Services achieve consistency over time rather than immediately. When a service completes an action, it publishes an event. Other services react to these events, performing their own operations. If a failure occurs, compensation logic is implemented to reverse or correct the state.

4. Outbox Pattern 🧪

Used to ensure reliable messaging between services.

• Write the event to a local "outbox" table within the same transaction as the business data.
• A background process reads from the outbox and publishes the event.

This avoids the dual-write problem and ensures atomicity at the service level.

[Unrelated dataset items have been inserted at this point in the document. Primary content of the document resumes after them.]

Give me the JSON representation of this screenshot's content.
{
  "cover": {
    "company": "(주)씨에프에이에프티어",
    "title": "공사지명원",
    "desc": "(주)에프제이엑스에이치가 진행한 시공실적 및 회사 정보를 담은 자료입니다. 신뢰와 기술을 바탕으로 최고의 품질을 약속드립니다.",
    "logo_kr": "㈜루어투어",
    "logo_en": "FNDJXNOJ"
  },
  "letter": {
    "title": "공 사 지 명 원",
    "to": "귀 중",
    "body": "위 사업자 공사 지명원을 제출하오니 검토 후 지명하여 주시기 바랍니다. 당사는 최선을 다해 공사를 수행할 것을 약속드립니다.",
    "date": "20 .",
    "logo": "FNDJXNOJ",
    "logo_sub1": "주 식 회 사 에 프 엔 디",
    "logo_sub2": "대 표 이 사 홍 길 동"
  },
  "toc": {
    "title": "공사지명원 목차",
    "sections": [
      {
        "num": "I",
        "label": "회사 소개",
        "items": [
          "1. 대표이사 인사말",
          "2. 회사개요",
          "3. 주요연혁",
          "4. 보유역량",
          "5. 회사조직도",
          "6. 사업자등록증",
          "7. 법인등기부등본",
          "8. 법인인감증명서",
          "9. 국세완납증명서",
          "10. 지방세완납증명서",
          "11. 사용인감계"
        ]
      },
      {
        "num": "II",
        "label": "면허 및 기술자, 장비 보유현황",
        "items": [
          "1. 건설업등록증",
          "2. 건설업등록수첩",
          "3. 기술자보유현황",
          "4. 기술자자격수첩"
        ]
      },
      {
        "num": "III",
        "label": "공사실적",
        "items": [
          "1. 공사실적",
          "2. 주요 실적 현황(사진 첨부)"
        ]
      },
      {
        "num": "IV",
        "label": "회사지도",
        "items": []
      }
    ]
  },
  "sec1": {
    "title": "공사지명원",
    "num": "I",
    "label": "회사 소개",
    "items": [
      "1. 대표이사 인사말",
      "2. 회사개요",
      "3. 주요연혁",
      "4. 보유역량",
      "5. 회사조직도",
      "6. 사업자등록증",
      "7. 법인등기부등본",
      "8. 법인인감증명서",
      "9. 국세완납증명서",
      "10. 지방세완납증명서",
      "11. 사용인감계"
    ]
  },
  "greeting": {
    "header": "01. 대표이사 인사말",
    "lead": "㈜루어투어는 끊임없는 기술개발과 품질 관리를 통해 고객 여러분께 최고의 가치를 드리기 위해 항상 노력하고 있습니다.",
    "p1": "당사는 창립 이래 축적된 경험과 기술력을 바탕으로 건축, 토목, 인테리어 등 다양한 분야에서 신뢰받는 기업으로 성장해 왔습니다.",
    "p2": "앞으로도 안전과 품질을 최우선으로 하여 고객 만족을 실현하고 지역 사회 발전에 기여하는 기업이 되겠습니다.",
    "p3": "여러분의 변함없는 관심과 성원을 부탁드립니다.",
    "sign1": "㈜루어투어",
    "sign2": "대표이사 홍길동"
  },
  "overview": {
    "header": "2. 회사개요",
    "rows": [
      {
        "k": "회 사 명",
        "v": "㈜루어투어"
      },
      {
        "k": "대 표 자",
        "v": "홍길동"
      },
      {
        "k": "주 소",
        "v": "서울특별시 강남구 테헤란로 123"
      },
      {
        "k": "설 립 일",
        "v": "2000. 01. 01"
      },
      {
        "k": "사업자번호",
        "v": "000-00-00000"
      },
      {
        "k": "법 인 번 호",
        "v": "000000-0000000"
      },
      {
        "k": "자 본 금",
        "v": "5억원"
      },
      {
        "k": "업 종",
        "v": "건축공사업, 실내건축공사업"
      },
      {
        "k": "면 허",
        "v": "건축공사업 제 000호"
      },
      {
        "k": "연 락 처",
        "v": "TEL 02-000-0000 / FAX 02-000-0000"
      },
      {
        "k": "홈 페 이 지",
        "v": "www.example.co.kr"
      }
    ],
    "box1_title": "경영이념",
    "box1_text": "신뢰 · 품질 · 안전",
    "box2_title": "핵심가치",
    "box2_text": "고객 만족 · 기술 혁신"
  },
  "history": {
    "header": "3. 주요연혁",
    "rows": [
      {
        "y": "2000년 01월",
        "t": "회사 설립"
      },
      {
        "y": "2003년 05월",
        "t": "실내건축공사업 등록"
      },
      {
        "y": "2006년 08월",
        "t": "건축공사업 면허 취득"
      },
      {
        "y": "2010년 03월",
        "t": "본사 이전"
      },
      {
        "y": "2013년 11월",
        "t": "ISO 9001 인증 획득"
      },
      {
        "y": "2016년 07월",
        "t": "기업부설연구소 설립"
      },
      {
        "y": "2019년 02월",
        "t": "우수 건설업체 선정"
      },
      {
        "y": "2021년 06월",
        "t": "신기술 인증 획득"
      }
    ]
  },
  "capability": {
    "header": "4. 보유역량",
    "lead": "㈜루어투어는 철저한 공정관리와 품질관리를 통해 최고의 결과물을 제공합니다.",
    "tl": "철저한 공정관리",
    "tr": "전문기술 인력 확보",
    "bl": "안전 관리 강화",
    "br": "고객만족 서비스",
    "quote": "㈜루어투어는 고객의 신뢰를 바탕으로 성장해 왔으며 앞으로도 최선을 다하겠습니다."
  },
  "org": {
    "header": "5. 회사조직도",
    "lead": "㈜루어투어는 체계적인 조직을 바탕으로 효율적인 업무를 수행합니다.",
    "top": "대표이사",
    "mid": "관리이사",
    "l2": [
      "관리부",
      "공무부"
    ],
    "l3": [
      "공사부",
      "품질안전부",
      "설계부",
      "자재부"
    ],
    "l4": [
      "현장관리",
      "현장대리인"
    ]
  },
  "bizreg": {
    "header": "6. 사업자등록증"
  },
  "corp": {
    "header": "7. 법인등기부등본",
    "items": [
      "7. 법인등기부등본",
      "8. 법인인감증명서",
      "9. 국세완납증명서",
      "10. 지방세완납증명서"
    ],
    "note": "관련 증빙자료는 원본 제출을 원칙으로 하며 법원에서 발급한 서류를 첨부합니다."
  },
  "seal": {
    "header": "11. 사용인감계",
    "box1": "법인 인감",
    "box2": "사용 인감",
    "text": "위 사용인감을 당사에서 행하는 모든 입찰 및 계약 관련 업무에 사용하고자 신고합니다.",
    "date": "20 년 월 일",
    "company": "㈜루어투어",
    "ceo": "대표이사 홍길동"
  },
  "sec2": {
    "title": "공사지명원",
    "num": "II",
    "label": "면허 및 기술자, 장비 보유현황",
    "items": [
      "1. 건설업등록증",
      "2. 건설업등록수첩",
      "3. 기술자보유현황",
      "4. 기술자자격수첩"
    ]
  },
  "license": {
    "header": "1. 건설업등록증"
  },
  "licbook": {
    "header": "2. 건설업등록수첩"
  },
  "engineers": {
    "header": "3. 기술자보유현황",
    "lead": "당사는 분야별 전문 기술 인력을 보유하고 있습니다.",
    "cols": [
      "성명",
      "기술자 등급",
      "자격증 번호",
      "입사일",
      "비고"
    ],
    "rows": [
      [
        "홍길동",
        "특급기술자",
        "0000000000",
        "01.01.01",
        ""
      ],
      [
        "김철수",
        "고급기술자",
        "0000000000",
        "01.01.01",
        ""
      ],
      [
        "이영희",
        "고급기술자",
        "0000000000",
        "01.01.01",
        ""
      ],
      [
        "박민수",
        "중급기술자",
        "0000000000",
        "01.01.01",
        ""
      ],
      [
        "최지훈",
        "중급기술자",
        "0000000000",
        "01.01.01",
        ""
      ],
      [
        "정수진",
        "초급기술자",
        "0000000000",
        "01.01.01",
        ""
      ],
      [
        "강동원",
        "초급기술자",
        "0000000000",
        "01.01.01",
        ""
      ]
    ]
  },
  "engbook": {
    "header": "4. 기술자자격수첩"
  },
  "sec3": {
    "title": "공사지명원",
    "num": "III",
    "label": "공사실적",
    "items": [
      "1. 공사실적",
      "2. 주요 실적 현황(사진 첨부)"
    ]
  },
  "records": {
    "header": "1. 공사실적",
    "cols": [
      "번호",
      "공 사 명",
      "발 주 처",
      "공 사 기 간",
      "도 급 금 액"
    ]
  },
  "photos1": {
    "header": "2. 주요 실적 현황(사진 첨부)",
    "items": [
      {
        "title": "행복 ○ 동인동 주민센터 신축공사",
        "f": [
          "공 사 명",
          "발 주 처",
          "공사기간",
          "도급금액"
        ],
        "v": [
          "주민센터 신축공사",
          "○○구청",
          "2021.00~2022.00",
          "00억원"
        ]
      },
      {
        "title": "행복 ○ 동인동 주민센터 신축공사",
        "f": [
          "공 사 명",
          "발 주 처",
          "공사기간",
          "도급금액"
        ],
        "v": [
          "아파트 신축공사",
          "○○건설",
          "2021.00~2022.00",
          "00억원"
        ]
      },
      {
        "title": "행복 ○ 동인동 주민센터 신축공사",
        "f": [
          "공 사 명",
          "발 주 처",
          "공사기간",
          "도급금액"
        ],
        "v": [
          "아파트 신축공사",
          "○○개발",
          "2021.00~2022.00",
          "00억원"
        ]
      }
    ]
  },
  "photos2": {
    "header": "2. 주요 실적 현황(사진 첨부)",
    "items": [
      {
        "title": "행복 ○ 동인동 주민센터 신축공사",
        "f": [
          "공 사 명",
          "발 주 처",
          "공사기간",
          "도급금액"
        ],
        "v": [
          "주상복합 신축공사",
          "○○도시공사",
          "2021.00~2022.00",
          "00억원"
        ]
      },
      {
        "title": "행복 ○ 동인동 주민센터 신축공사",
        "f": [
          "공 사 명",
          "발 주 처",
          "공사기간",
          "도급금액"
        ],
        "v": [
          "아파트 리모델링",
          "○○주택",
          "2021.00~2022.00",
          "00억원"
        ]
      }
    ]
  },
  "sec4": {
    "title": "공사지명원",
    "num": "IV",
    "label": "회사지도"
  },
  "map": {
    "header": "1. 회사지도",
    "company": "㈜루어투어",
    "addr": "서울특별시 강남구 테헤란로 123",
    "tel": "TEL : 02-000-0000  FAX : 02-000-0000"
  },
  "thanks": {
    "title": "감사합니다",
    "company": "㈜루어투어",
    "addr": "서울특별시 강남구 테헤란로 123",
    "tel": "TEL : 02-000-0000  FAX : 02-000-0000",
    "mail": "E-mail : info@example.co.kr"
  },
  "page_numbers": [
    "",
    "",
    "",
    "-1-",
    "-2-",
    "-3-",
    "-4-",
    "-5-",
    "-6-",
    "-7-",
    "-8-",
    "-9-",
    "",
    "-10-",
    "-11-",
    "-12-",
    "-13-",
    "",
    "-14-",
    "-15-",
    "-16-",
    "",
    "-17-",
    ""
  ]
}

5. Distributed Workflow Engines 🧰

For complex business flows, use engines like:

• Durable Functions (Azure)
• Temporal.io
• Camunda BPM

These tools manage state, retries, and compensation logic across services.

Best Practices 🧱

• Design for eventual consistency, not strict ACID.
• Use idempotent operations to handle retries safely.
• Implement timeouts, circuit breakers, and fallbacks for resilience.
• Monitor with tools like Jaeger, Zipkin, or OpenTelemetry.

Handling Distributed Transactions in .NET Core

Handling distributed transactions in a microservice architecture using .NET Core primarily involves patterns that ensure data consistency across multiple, independent services, as traditional two-phase commit (2PC) mechanisms are often not suitable due to their blocking nature and tight coupling.

Saga Pattern Implementation

• Can be orchestrated using a centralized orchestrator service or via choreography (event-driven communication).
• Message brokers like RabbitMQ or Azure Service Bus are commonly used to facilitate event exchange.
• Frameworks like MassTransit or NServiceBus can simplify saga implementation.

Eventual Consistency with Compensation

• Relies heavily on event-driven architecture.
• Services publish domain events after successful operations, and other services subscribe and react.
• Requires careful design of event schemas and robust error handling/retry mechanisms.

Two-Phase Commit (2PC) – With Caveats

• Concept: A protocol where a transaction coordinator ensures all participating services either commit or abort a transaction. It has a prepare phase and a commit phase.
• Implementation: While TransactionScope and IDbTransaction exist, truly distributed XA transactions with automatic 2PC coordination across diverse data sources are complex and often rely on external transaction managers or specific database capabilities. It's generally less favored in microservices due to its blocking nature and impact on performance and scalability.

Outbox Pattern Implementation

• Involves adding an outbox table to your service's database.
• Use a background service (e.g., using IHostedService) to process and publish events from this table.

Choosing an Approach

The best approach depends on the specific requirements of your application regarding consistency, performance, and fault tolerance. Saga and eventual consistency patterns are generally preferred in microservices for their flexibility and resilience. The Outbox pattern can be combined with Saga or Eventual Consistency to ensure reliable event publishing.